4.3 Defining an Economic Capacity Index

Our third example has to do with assessing the mean “economic capacity” of micro metropolitan components in a given year. To be more precise, the statistical units correspond to the smallest administrative units in a big Spanish city (these units are tehnically known as “census sections”). One of the goals is to draw a map of the city showing the distribution of the economic capacity in different areas.

This type of analysis seeks to provide support in economic studies in which a geographical element is taken into account, for example, urban development projects, location of shops, services, operational branches of businesses, etc.

We will focus on the indicators about income and wealth, routinely collected by municipal data bases, and service provider companies.

Due to confidentiality issues, the treatment of the data has to be done at an aggregated level by census section. Therefore, the resulting index won’t be a family economic capacity index, but raher an estimation of the average family economic capacity by census section.

4.3.1 Analyzed Information

The analyzed information comes from four sources: municipal registry data, office of motor vehicles, municipal land registry, and telephone bills. Because the related data files contain a large number of variables, the main problem has been the selection of the variables (indicators of the economic capacity of families) to be used in the construction of the index.

The goal is to find a list of indicators in a balanced way such that all indicator subgroups have a similar importance, as well as being highly correlated.

The chosen indicators are:

  1. First factor from a simple correspondence analysis performed on the “socioprofessional categories” of the municipal registry.

  2. Tax potential based on car registrations.

  3. Age of cars.

  4. Construction value of properties (from municipal land registry)

  5. Value of properties (from municipal land registry)

  6. Total monthly telephone bill of all families.

These retained variables give us an idea of either the income (based on telephone bills), or the wealth (based on property values). Other variables are more complex, for instance, the tax potential of vehicles is an indicator of both income and wealth; the age of vehicles is related with renewal periods of the stock of cars; the tax value of land is associated to speculation of real estate prices, and therefore the prices of real estate in a given area. Likewise, the first factor (from a correspondence analysis of socioprofessional categories) can be interpreted as an indicator of social status in a given area.

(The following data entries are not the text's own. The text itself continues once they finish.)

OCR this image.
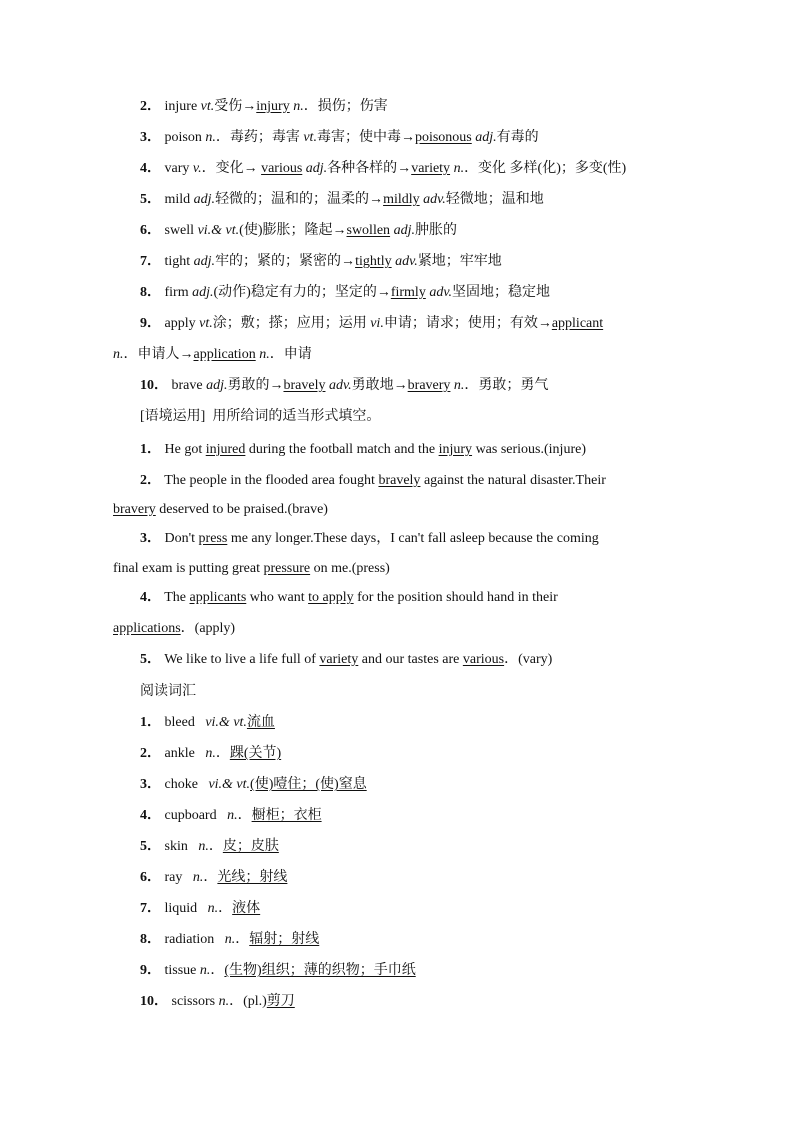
2． injure vt.受伤→injury n.．损伤；伤害
3． poison n.．毒药；毒害 vt.毒害；使中毒→poisonous adj.有毒的
4． vary v.．变化→ various adj.各种各样的→variety n.．变化 多样(化)；多变(性)
5． mild adj.轻微的；温和的；温柔的→mildly adv.轻微地；温和地
6． swell vi.& vt.(使)膨胀；隆起→swollen adj.肿胀的
7． tight adj.牢的；紧的；紧密的→tightly adv.紧地；牢牢地
8． firm adj.(动作)稳定有力的；坚定的→firmly adv.坚固地；稳定地
9． apply vt.涂；敷；搽；应用；运用 vi.申请；请求；使用；有效→applicant
n.．申请人→application n.．申请
10． brave adj.勇敢的→bravely adv.勇敢地→bravery n.．勇敢；勇气
[语境运用] 用所给词的适当形式填空。
1． He got injured during the football match and the injury was serious.(injure)
2． The people in the flooded area fought bravely against the natural disaster.Their
bravery deserved to be praised.(brave)
3． Don't press me any longer.These days，I can't fall asleep because the coming
final exam is putting great pressure on me.(press)
4． The applicants who want to apply for the position should hand in their
applications．(apply)
5． We like to live a life full of variety and our tastes are various．(vary)
阅读词汇
1． bleed vi.& vt.流血
2． ankle n.．踝(关节)
3． choke vi.& vt.(使)噎住；(使)窒息
4． cupboard n.．橱柜；衣柜
5． skin n.．皮；皮肤
6． ray n.．光线；射线
7． liquid n.．液体
8． radiation n.．辐射；射线
9． tissue n.．(生物)组织；薄的织物；手巾纸
10． scissors n.．(pl.)剪刀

The analyzed data are the mean values by census section. The following table shows the matrix of correlations of the described indicators.

Table 4.10: Correlation matrix of retained indicators.
socioprof cars age land value cars tax dwelling value phone bill
socioprof 1.00
cars age 0.57 1.00
land value 0.82 0.41 1.00
cars tax 0.67 0.45 0.71 1.00
dwelling value 0.71 0.65 0.74 0.71 1.00
phone bill 0.74 0.49 0.75 0.71 0.76 1

4.3.2 PCA

The table 4.11, shown below, displays the distribution of eigenvalues from the principal component analysis on the six economic indicators.

Table 4.11: Table of eigenvalues from PCA on 6 economic indicators.
num eigenvalue percentage cumulative
1 4.3235 72.06 72.06
2 0.6800 11.33 83.39
3 0.3653 6.09 89.48
4 0.2768 4.61 94.09
5 0.2315 3.86 97.95
6 0.1230 2.05 100.00


Figure 4.10 depicts the circle of correlations. Note how all variables, except “age of vehicles”, are highly correlated with the first axis. This reflects the so-called size effect. The amount of inertia captured by the first axis is 72% (of the total inertia).

Circle of correlations of economic indicators

Figure 4.10: Circle of correlations of economic indicators

The correlations of the original variables with the first principal component are as follows:

Variable Correlation
Value of properties 0.90
Socioprofessional category 0.89
Construction value 0.88
Telephone bill 0.88
Tax potential based on car 0.84
Age of vehicles 0.68

As you can tell, these are high correlations, which indicates that the first factor is a good representant of all the analyzed variables. These correlations give the coefficients for the explanatory model using the first factor (assuming mean-centered and reduced variables). The fact that most of the coefficients are very similar, implies that the first factor is a good approximation to the arithmetic mean of the variables. Consequently, the first principal component allows us to order the census sections according to their level of economic capacity. The centroid of this factor corresponds to the average economic capacity of the city.

We should say that the obtained index is an abstract index. It does not represent a concrete measurement, centered around 0 and with an arbitrary variance. Using information from other research studies,we can transform the scale of the index in order to have a more conventional scale ranging from 0 to 100. Which provides the following distribution depicted in figure 4.11.

Histogram of Economic Capacity Index

Figure 4.11: Histogram of Economic Capacity Index